Our test setup was adapted from the one used by Milne and Latta14; similar setups have been used in biomechanical evaluations of constructs for the management of distal femoral fractures11,26,38 and of proximal tibial fractures39. The loading regimes chosen for our study were based on the results of in vivo telemetry studies40,41, as well as on one biomechanical study42, and thus, were reasonably representative of physiologic postoperative loading of the distal end of the femur. Incremental axial loading was established as a testing methodology by Marti et al.24 and has been used by several authors11,21,43.
Our biomechanical study, however, had some limitations. (1) The simplified test setup did not simulate soft-tissue forces (capsule, ligaments, and muscles); (2) 500 cycles per loading step was not truly representative of a postoperative loading pattern; and (3) we were unable to repeat the full range of tests in the human cadaveric bone model.
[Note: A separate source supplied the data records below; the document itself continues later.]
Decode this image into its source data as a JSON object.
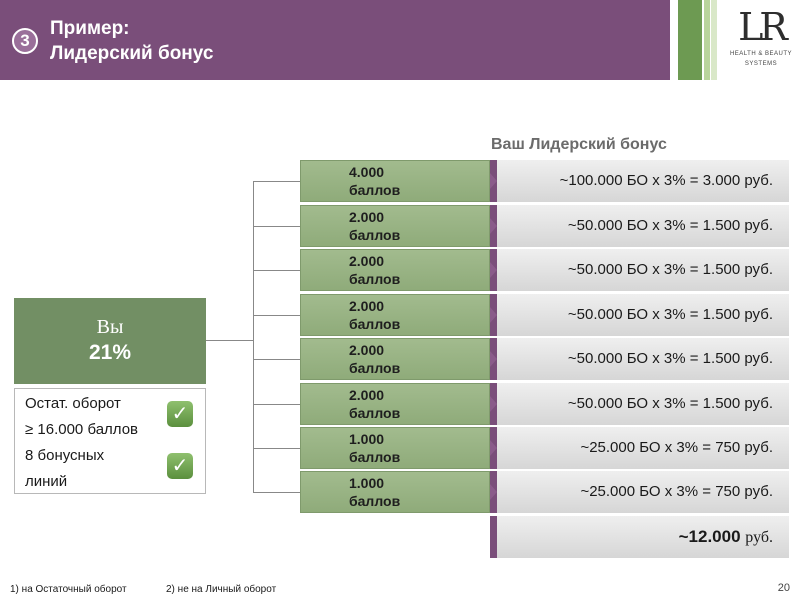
{
  "header": {
    "step_number": "3",
    "title_line1": "Пример:",
    "title_line2": "Лидерский бонус",
    "logo_text": "LR",
    "logo_sub1": "HEALTH & BEAUTY",
    "logo_sub2": "SYSTEMS"
  },
  "colors": {
    "header_purple": "#7a4e7a",
    "green_box": "#728f64",
    "green_stripe": "#6d9a52"
  },
  "you": {
    "label": "Вы",
    "percent": "21%",
    "conditions": [
      "Остат. оборот",
      "≥ 16.000 баллов",
      "8 бонусных",
      "линий"
    ]
  },
  "section_title": "Ваш Лидерский бонус",
  "lines": [
    {
      "points": "4.000 баллов",
      "calc": "~100.000 БО х 3% = 3.000 руб."
    },
    {
      "points": "2.000 баллов",
      "calc": "~50.000 БО х 3% = 1.500 руб."
    },
    {
      "points": "2.000 баллов",
      "calc": "~50.000 БО х 3% = 1.500 руб."
    },
    {
      "points": "2.000 баллов",
      "calc": "~50.000 БО х 3% = 1.500 руб."
    },
    {
      "points": "2.000 баллов",
      "calc": "~50.000 БО х 3% = 1.500 руб."
    },
    {
      "points": "2.000 баллов",
      "calc": "~50.000 БО х 3% = 1.500 руб."
    },
    {
      "points": "1.000 баллов",
      "calc": "~25.000 БО х 3% = 750 руб."
    },
    {
      "points": "1.000 баллов",
      "calc": "~25.000 БО х 3% = 750 руб."
    }
  ],
  "total": {
    "amount": "~12.000",
    "unit": "руб."
  },
  "footer": {
    "note1": "1)  на Остаточный оборот",
    "note2": "2) не на Личный оборот",
    "page": "20"
  }
}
In this study, we demonstrated that, with intramedullary nails, the distal interlocking pattern is important to the stabilization of distal femoral fractures, in terms of both the primary biomechanical stiffness and the strength of the constructs.
The results obtained in the synthetic bone model for the SCN and DFN constructs were also found in a human cadaveric bone model, allowing for differences in bone density.
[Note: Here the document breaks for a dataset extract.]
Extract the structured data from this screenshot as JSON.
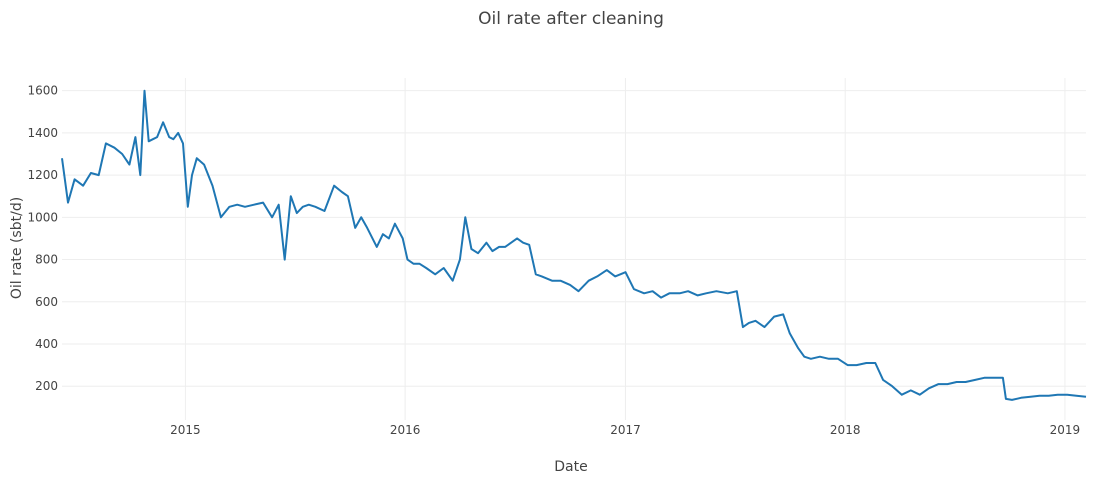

Because the SCN construct provided significantly higher axial stability than the other constructs and torsional stability that was nearly comparable with that of the AxSOS plate, the SCN construct had the best combined biomechanical stability. Clinically, we suggest that, if predominantly torsional stability is needed, e.g., for patients who are confined to bed, the AxSOS plate will be sufficient, since treatment of distal femoral fractures by plating is fast and straightforward. In contrast, the findings of our study support the concept that the SCN construct should be considered for mobile patients for whom early postoperative mobilization for rehabilitation is desired.